Review: World of Shell and Bone

World of Shell and Bone
World of Shell and Bone by Adriana Ryan

My rating: 4 of 5 stars

I came across this book in my Amazon recommendations & the title & cover caught my eye. I downloaded the sample & as soon as I'd finished reading it, I bought the book. I had to know where this was going to go. I am happy to say that I enjoyed where it did go & I've found out that there's going to be another book to follow, so I'm looking forward to that.

There were some things that didn't seem very fleshed out & the progression of time was hard to get a handle on (save one instance where the fact that two weeks have passed is mentioned at the outset of a chapter).

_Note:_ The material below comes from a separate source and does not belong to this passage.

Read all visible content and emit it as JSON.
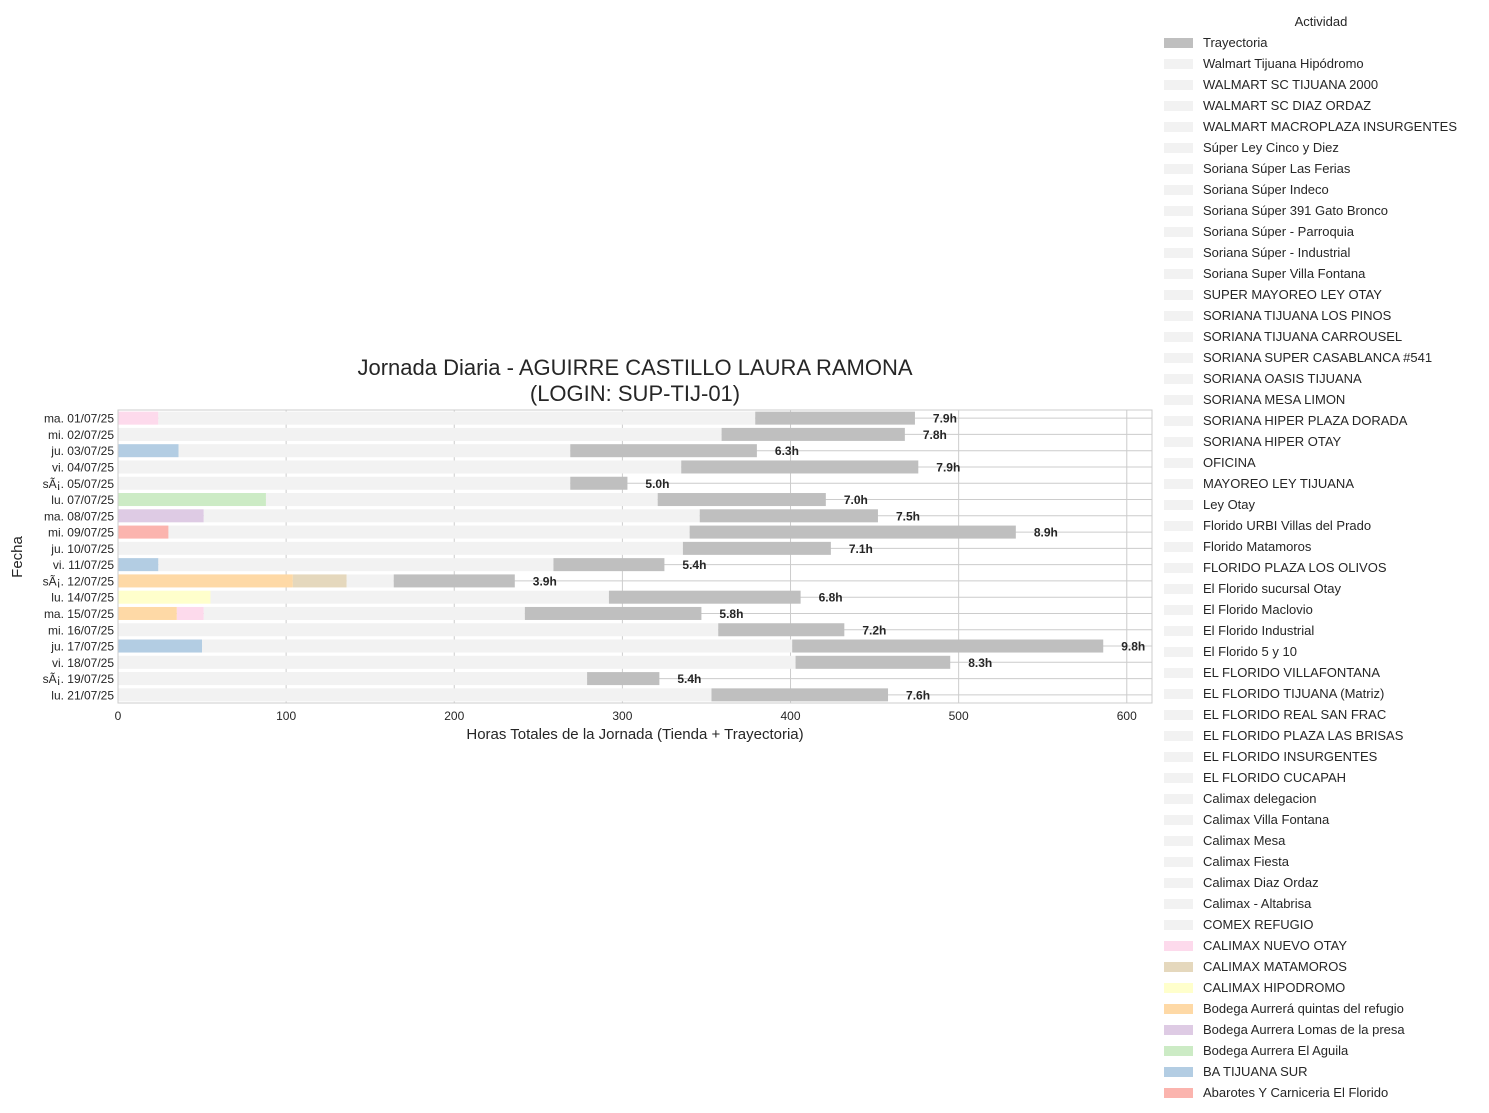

There certainly was no insta-love between Vika & Shale & it is shown that they do have feelings that are deeper than the original matching of them but to have refer to him as the man she loves was a bit jarring. Up to that point, she had never made any sense of her feelings & expressed mostly wonder at them. She lives in a society in which there are no "boyfriends" & no opportunity to have crushes on the opposite sex, so I didn't know how she made that leap. It's never even established that she's had a girlfriend so that she has some knowledge of experience with romantic love. Still, that .

Vika also seemed to pick up a few "skills" out of nowhere (driving the bus) & was strangely lacking in others. She's given a pistol but has no knowledge or experience using them, yet it is not a concern in any way to her or thought that she should maybe ask someone how to use it (how she gets it back after Drew takes it from her is also a mystery). We're told often that the matriarchal society in which she lives is one that sees men as inferior & inherently dangerous physically but it does not appear that any of the women have taken the time to learn basic skills of self-defense, just in case. I had to wonder how that planned infiltration & takeover of China is really going to go down successfully. Part of me loved that after repeated situations that turned more complex & not quite what was told to her, Vika had an openness & willingness to trust that remained. It seemed nice even if it were also foolhardy. Just as a facet of self-preservation, I wanted her to be more critical & circumspect & not keep thinking that things would just work out. I wanted her to be a planner & take on more of her own agency to reach her goal instead of relying on what others told her. But, this is just the first book & she grew quite a bit, so I temper my expectations.

Even so, there were many moments that I found fascinating, endearing & memorable. Vika's interactions with her mother, Mica & Ceres are all wonderful & the characters shine. I almost felt some sympathy for Vika's mother when she's rendered as the poster child of futility in their society. I never stopped wanting to know more about Mica because his appearances were always reminders that his life has been as much a mystery to Vika as it is to me. I was just glad Ceres turned up alive & Vika found her and their interactions were truly special. The scene where Vika braids Ceres's hair & the other girls with flowers really struck me as beautiful. I really wanted some vicious retribution to come Moon's way early on (she was a great character) & it only increased when she reappeared at the end of the story (though how she goes from administrative code enterer at BoTA to qualified for heading up a group of acid hose toting Maintenance workers sent to clear up the "secret" camp in the desert many hours outside of Ursa is still a mystery. Moon displayed calculating vitriol & opportunism not leadership & trustworthiness.) The ending isn't a typical cliff-hanger & could serve as a good ending to a stand-alone story but it did leave me wanting to see what will happen next in Vika & her companions' journey.